The scientists to decline a new and intelligent way to enjoy the rain, “such a neglected natural resource,” and generates electricity from the falling rain.
A study last week at ACS Central Science announced a new way to use the Rain to generate electricity.
A group of researchers from the National University of Singapore developed a device that captures electricity of rainflowers that fall through a simple vertical tube.
As they say, a turbine or solar panel was not needed… basic: When water moves over a conductive surface of electricity, it creates a load.
“Rain falls to Earth every day. All the energy is wasted due to the lack of a system to collect rain energy,” says the corresponding study author, Siowling sohin statements to.
As the same magazine writes, usually, when it generates electricity from water, the movement of a large amount of water is used to trigger a turbine in a river, in the sea or even in drinking water conducts. However, water flowing over a conductive surface of electricity can also generate its own electrical charge through a process called loading.
The phenomenon is usually an ineffective way of generating electricity, because the electrical charge is created only on the surface where water touches and, if we use channels in micro or nanoscala to increase the surface area, we need more energy to pump water into them than to remove it.
However, the new study invites physicists to repeat this theory by creating a simple installation that is based on gravity to move the water through a 32 -centimeter vertical tube and an interior diameter of 2 mm.
Water comes out of the bottom of a container through a horizontal stainless steel needle, then falling toward the lower tube. As the rain -like droplets collide at the top of the tube, they capture air bags, creating what is called a buffer flow as they fall.
This disarticulated flow seems to help the electric charges of molecules of water to separate as they travel through the tube. The wires at the top and bottom of the tube then collect the electricity generated.
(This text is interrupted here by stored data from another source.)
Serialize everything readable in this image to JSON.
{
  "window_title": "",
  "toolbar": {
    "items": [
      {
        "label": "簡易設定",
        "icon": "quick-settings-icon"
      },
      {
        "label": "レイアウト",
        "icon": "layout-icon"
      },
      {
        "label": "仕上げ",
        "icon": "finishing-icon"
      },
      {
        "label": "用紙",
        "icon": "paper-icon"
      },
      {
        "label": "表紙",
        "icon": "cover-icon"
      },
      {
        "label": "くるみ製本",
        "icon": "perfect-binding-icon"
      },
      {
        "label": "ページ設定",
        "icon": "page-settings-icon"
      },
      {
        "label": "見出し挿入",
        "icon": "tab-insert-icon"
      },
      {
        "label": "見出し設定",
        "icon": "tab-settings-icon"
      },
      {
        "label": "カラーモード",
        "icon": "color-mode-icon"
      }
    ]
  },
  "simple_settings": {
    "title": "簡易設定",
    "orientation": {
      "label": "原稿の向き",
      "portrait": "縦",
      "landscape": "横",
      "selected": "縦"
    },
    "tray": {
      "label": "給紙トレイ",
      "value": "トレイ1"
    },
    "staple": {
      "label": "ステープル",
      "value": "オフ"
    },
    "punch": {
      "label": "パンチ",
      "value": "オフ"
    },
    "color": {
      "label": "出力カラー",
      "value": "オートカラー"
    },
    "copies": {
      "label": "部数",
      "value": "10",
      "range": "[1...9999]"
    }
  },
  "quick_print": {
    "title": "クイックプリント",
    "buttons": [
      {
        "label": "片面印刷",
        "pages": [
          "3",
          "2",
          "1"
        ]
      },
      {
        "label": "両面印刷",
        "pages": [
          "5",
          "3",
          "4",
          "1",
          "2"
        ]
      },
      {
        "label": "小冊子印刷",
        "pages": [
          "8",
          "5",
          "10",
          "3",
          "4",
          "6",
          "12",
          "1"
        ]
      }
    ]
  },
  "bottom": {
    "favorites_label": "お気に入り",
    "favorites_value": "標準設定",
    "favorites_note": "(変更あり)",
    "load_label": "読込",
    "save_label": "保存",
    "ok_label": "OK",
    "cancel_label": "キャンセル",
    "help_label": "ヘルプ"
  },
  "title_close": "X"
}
“From the rain it was light”
In an experience, a tube produced 440 microwatts. When investigators used four simultaneous tubes, they managed to feed 12 LEDs for 20 seconds.
“We can, for the first time, collect the energy of the rainor other natural sources such as rivers or waterfalls, through the separation of loads in the solid-liquid interface, ”said Soh, quoted by the New Scientist.
The amount of electricity generated may not seem particularly impressive, but Soh ensures that the installation has converted to electricity more than 10% of the water energy that falls through the tubes.
Researchers notice that this approach can one day be used in Roof -based systems to collect a lot of rain energy.